Sobre cosas que nos están pasando...

Sobre cosas que nos están pasando...

DIEGO TOLSADA.– Vivimos tiempos revueltos en nuestra sociedad española. También en la otra, pero ahora… Felizmente, hemos acabado con el bipartidismo, lo que, en mi opinión, es síntoma de que vamos ganando en madurez democrática y caminamos hacia una sociedad más compleja pero, por eso mismo, más adulta. La pluralidad de opciones es mejor que la escasez de ellas.

Pero es cierto también que eso hace que la cosa sea más difícil, porque los matices aumentan y no solo está lo blanco y lo negro, sino que se nos obliga a pensar más, a distinguir más y, de rebote, a exigirnos más a nosotros mismos en el difícil ejercicio del discernimiento y la decisión.

Pero si ya es complicado todo esto, el malestar psicológico se acrecienta con el malestar ético. Cuando en la situación en que estamos, que podría ser una magnífica ocasión de renovación de la vida pública (empezando sobre todo por la política, tras el paisaje de tierra quemada que los cuatro años de mayoría absoluta y neoliberalismo rampante nos ha impuesto); cuando ingenuamente uno creía que movimientos de renovación social podían hacer presentes en la gestión social viejas palabras de igualdad, fraternidad y libertad, especialmente para los grupos más periféricos de nuestra sociedad, resulta que “más de lo mismo” (o casi, por dejar un margen a la esperanza).

De nuevo perdidos en el bipartidismo no de dos, sino, permítaseme la incongruencia, sí de cuatro: “Si te juntas con ese, no me junto contigo”; “pues no hablo contigo, porque no me haces caso”, “si no haces lo que te digo, no cuentes conmigo”, “mis condiciones, todas, o nada”… y así hasta el aburrimiento.

Y mientras tanto, los otros, los de siempre, en la torre de marfil del cortijo, esperando que nos hartemos todos, para poder volver como siempre, como los únicos salvadores, sin haber arriesgado nada, sin haber hecho el mínimo esfuerzo por el bien general y sin haber dado la mínima explicación (“faltaría más que tuviera yo que explicarle a usted…”, aunque el ‘usted’ sea el Congreso).

Lo que nos une y lo que nos separa

Y uno, que todavía deambula por esa ética, a su juicio necesaria, del bien común y las referencias más o menos sólidas, sigue suponiendo ingenuamente que es mejor tener puntos de referencia compartibles, ya que no universalizables, y se pregunta si en esta ensalada en la que nos encontramos, alguien estaría dispuesto a volver a hablar de cosas tan simples y tan arriesgadas como, por ejemplo, el bien común y la verdad (al menos en la medida en que está a nuestro alcance).

Aquí pillan a uno con las manos metidas en el bolsillo del vecino y, sobre todo, del bolsillo de todos, y pone cara de póquer y dice: “¿Yo…? Yo no he sido”. O con una ingenuidad cínica afirma: “No sé de qué me estás hablando.
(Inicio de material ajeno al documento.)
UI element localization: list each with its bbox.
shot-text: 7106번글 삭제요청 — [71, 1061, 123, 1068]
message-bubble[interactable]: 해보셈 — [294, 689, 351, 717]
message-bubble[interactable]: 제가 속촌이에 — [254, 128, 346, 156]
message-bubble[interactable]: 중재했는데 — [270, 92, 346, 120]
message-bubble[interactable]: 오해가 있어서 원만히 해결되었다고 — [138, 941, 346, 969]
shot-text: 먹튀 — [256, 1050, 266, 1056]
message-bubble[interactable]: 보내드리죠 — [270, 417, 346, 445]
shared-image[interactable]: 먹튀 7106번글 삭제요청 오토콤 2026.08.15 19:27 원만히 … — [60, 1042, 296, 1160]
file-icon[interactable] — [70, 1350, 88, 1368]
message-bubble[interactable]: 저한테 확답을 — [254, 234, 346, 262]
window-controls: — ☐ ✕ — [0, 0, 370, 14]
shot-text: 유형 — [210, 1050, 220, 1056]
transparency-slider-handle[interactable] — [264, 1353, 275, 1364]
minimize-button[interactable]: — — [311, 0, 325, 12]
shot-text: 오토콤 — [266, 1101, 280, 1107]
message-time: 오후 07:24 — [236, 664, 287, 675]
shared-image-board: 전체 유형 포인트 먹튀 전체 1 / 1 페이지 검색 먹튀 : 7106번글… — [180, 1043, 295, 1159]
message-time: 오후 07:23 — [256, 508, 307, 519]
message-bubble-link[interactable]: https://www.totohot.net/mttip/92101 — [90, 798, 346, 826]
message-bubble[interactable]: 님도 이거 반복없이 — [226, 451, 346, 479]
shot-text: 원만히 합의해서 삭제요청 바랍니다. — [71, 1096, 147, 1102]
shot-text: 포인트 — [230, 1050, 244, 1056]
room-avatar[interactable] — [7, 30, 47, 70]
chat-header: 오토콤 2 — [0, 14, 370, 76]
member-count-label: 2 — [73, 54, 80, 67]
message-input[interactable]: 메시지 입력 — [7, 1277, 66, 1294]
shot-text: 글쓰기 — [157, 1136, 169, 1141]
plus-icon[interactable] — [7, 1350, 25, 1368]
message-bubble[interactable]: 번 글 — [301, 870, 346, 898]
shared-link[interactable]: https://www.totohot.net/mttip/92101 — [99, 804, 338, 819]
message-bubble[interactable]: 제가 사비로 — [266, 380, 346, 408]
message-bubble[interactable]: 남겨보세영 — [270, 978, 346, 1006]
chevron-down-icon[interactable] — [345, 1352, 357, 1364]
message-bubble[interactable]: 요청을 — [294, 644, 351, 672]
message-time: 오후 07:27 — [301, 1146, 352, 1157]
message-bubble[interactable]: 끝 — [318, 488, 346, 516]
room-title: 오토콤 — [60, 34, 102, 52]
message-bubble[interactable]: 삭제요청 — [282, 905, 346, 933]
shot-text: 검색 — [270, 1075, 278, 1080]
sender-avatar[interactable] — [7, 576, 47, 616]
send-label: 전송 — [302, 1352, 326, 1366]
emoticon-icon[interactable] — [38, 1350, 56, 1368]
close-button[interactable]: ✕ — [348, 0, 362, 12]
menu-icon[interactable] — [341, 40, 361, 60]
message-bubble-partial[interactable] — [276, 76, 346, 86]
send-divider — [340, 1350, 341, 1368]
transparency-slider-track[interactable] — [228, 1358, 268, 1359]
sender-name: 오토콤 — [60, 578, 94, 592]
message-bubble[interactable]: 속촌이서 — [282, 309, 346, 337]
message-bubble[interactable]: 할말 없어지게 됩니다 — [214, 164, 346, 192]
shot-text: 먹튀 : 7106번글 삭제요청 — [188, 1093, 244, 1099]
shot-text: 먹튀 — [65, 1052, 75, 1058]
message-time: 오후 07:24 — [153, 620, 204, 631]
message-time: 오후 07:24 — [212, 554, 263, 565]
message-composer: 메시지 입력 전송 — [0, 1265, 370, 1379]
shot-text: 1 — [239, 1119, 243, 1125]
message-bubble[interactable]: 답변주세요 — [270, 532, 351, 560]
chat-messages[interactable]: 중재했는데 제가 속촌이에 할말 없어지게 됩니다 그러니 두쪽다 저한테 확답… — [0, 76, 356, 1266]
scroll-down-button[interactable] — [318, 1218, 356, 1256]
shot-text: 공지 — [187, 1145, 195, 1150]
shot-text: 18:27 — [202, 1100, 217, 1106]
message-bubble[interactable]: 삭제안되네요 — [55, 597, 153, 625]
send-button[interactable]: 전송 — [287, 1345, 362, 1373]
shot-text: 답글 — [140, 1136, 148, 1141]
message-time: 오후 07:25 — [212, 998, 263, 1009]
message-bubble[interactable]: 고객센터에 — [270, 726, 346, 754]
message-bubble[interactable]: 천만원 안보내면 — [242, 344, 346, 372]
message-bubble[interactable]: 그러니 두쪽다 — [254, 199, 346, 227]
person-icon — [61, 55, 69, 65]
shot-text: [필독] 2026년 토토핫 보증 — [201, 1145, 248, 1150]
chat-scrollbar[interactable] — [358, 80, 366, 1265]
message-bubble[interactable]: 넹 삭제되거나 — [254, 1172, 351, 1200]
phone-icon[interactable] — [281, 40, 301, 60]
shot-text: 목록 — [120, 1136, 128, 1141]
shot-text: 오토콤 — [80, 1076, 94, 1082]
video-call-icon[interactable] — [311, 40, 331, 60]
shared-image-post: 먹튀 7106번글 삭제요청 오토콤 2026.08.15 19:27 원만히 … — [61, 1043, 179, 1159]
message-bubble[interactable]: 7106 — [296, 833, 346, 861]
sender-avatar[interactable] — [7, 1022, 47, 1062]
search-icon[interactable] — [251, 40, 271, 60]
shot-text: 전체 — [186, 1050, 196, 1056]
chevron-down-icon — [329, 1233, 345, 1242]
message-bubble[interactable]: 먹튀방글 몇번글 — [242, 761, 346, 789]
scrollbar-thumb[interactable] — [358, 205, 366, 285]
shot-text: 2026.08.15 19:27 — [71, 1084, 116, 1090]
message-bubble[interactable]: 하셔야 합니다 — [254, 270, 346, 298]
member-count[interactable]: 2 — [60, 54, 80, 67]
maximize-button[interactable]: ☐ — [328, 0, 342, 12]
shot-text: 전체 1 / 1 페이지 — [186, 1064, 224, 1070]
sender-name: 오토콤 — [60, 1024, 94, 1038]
Habrá sido uno, solo uno, de los empleados”. Y a otra cosa (o mejor, a seguir en la misma, que es muy productiva).

O, por poner otro ejemplo, aquí se hace lo que yo quiero, en las condiciones draconianas que impongo antes de todo diálogo, o bloqueo cualquier solución posible (adjetivo clave en cualquier juego político que se quiera justo y democrático), aunque esta postura implique llevarse por delante la posibilidad de que las cosas empiecen a arreglarse, si no para todos, sí para muchos que lo han pasado y lo siguen pasando muy mal. “Pero es que yo soy yo, sabe usted…”.

Al pobre hombre que intenta, en condiciones muy complejas, hacerse cargo del mochuelo, torta por la derecha y torta por la izquierda.

Y así podríamos seguir…

Y mientras tanto, la Iglesia muy calladita.

El "bien de muchos"

¿No necesitamos todos un poco de sentido común y un mucho de sensibilidad ética para preguntarnos qué es lo posible mejor, no para los míos, sino para la mayoría, y emprender así de nuevo con ilusión la construcción de un proyecto compartible por muchos, aunque no sea el ideal de ningún grupo concreto? Pero eso exige intentar irse acercando, aunque sea asintóticamente, a la verdad disponible (que, sea lo que sea, existe) y a la generosidad suficiente para apostar por ese bien de muchos.

Algo de eso contaba hace ya un cierto tiempo Victoria Camps en su libro ‘El declive de la ciudadanía’ (PPC, 2010) y ahora Francesc Torralba en ‘La revolución ética’ (PPC, 2016).

Ah, y una cosa. Resulta que en este país de banderías cainitas, todo esto ya lo hemos hecho una vez y resultó bien, allá por los últimos años de los 70 del siglo pasado. Es decir, que somos capaces.